Sonja Hubbard, former NACS chairwoman and CEO of Texarkana, Texas-based E-Z Mart Stores Inc., is one convenience industry leader who has been vocal about her belief that the opportunity exists to make c-stores a more nutritious place for consumers to shop.

In 2010, Hubbard told Convenience Store News she was initially offended by the First Lady’s remarks about the lack of healthy food in c-stores, but then felt empowered to make some changes at her own chain. Now, two years later, she shared with CSNews that she thinks “c-stores are improving on the way we are promoting existing health and nutrition options, plus we are continually adding more items and trying to grow sales in the category.”

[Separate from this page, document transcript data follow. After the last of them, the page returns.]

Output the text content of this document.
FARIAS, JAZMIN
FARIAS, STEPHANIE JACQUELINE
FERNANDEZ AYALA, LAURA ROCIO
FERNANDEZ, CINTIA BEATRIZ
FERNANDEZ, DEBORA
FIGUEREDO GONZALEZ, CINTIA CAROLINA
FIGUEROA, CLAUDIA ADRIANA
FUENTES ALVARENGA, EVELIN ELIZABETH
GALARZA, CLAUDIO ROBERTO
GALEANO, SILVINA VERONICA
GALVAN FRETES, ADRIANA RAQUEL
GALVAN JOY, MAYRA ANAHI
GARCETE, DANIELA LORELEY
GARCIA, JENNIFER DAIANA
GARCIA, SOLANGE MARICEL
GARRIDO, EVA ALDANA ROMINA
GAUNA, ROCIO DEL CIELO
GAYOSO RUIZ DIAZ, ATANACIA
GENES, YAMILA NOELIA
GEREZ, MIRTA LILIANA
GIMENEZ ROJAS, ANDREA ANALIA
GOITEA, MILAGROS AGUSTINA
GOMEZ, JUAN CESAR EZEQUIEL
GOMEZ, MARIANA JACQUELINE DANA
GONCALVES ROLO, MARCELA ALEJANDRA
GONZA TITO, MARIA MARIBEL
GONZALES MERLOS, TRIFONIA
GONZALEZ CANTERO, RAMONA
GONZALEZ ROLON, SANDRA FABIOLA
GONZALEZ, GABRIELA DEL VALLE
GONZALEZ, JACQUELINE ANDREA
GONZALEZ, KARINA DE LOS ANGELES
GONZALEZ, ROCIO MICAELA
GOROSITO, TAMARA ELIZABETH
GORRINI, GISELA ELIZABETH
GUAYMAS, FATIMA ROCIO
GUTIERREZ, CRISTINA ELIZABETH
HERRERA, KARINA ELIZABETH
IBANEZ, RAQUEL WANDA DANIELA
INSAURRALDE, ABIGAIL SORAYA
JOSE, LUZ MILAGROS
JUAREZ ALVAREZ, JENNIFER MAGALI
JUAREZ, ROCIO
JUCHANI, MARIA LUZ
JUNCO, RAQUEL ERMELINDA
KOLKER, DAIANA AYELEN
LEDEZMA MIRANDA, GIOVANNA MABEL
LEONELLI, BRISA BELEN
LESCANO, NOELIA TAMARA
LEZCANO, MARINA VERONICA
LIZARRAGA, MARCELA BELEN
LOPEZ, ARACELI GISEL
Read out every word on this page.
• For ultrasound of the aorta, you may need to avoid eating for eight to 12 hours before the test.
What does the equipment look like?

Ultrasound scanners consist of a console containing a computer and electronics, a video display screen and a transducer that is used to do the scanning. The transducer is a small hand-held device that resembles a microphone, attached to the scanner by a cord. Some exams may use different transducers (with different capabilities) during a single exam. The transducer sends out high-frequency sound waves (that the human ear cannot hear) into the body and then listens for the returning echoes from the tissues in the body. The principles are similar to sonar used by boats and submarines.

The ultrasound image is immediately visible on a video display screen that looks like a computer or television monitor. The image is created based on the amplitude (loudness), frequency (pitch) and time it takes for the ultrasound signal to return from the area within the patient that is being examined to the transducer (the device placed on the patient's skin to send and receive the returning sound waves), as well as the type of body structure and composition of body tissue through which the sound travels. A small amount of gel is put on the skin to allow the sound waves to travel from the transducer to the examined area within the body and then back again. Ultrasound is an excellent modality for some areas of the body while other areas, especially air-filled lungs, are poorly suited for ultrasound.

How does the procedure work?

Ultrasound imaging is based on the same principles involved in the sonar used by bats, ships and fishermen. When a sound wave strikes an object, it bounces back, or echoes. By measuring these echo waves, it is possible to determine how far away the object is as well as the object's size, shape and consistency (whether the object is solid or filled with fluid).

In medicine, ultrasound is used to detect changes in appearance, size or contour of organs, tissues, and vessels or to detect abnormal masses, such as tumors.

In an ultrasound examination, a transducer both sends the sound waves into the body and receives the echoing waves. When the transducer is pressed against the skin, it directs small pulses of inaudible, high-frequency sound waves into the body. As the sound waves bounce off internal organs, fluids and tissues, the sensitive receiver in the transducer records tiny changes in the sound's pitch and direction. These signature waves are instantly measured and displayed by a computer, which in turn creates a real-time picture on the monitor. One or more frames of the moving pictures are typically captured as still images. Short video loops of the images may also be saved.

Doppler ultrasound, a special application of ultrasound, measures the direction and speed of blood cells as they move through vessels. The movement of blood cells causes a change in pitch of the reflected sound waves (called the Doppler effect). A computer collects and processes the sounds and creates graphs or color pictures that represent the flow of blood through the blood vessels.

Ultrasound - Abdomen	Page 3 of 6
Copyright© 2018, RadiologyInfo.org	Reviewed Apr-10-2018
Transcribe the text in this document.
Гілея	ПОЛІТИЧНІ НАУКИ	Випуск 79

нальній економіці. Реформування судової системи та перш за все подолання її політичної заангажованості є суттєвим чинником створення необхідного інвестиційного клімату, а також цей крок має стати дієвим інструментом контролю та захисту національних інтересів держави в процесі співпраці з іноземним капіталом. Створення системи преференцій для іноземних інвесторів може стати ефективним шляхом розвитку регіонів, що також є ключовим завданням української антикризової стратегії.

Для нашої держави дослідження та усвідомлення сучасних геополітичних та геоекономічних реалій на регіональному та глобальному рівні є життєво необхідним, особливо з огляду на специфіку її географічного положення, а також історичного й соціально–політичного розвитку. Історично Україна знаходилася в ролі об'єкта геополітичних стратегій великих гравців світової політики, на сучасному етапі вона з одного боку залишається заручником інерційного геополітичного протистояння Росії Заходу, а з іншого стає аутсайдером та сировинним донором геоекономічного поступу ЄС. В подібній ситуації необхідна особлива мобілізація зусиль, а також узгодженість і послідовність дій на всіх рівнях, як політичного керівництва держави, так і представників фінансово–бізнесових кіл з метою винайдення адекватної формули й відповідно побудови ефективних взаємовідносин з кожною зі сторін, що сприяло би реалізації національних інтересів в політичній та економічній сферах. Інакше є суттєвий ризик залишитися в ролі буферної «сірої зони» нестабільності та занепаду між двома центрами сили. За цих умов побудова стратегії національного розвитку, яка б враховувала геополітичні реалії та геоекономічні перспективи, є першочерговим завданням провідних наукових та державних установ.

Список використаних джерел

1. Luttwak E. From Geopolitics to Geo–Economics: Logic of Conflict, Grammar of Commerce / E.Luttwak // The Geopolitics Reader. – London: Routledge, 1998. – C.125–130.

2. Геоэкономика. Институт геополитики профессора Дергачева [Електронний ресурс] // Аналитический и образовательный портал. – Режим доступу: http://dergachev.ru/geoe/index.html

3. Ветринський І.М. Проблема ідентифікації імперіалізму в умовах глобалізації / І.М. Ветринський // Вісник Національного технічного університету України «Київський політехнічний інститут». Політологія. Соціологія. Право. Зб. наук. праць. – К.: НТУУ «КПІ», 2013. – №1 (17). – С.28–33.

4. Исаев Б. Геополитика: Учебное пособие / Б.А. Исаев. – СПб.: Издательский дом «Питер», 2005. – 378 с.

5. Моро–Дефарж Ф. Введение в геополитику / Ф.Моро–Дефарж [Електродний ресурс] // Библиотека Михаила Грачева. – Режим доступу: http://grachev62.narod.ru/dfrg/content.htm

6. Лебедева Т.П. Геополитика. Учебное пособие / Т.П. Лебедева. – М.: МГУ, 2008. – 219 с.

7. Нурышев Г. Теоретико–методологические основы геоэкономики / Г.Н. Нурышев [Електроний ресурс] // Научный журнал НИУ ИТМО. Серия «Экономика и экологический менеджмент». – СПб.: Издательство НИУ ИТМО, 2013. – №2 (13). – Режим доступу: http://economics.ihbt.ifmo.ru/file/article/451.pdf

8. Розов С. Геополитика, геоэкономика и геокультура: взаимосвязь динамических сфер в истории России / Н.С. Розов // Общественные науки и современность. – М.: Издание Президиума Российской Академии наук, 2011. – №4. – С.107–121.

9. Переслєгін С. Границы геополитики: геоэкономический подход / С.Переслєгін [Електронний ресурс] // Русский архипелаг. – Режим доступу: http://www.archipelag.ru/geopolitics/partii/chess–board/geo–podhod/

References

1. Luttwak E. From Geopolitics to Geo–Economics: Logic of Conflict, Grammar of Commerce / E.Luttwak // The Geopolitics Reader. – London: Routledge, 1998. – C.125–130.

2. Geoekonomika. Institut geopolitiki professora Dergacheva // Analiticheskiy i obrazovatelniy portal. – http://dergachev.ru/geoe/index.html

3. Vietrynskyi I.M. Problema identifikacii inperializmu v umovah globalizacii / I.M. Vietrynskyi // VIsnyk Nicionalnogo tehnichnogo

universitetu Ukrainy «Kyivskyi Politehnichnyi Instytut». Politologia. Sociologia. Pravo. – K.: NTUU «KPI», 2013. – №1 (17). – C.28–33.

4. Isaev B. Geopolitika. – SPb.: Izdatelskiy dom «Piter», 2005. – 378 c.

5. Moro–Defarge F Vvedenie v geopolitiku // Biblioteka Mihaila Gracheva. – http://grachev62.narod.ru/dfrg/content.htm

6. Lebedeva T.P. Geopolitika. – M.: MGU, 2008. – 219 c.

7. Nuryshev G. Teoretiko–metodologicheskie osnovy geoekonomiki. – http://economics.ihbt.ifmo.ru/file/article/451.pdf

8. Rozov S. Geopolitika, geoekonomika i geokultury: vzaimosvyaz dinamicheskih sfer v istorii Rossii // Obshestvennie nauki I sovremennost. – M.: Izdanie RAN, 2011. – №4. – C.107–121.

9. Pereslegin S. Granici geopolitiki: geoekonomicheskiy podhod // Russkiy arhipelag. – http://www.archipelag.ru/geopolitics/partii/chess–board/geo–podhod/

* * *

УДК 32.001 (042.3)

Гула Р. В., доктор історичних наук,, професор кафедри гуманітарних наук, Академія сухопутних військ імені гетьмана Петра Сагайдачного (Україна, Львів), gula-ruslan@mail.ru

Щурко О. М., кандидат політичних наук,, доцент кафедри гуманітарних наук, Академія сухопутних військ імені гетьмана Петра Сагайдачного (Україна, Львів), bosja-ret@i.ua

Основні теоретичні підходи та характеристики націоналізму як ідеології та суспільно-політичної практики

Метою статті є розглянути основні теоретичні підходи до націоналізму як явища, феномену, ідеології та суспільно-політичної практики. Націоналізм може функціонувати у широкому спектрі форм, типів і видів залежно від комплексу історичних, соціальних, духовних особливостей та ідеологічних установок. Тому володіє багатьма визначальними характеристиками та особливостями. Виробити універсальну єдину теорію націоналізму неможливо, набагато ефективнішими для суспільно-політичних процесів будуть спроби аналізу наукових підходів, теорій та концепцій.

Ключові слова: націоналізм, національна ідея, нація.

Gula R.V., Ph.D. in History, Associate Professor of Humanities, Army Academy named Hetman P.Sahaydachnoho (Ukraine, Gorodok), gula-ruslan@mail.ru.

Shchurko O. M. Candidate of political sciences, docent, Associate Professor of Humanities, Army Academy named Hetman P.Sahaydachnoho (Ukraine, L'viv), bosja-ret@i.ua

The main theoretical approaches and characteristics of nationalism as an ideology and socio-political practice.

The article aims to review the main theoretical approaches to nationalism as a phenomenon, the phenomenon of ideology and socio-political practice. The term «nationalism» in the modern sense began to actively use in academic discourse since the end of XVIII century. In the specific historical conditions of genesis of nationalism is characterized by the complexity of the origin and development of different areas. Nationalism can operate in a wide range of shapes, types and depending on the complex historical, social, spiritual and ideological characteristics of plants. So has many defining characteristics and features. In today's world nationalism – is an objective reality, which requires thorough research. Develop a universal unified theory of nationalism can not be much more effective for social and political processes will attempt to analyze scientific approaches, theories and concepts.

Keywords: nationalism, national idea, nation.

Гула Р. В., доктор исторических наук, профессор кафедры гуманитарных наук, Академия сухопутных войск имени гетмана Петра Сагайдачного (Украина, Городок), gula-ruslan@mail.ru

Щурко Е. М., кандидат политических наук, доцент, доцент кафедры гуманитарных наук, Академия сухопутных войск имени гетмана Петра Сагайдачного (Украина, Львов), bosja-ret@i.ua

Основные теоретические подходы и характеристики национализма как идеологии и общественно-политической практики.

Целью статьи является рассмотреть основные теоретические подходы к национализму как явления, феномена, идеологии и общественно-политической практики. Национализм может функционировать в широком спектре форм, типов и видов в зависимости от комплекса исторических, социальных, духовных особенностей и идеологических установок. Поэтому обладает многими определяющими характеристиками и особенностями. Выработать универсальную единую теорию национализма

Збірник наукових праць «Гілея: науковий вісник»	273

Minute Market in Oregon is another c-store operator adding and testing better-for-you items like string cheese, low-sodium sunflower seeds, fresh fruit and “healthier” drinks for kids. “As the industry changes, we are getting more options to choose from and bring in as our main distributor picks up these healthier products,” said Phyllis Simpler, Minute Market’s operations manager. “Over the last year, especially, a lot more products have been made available to us.”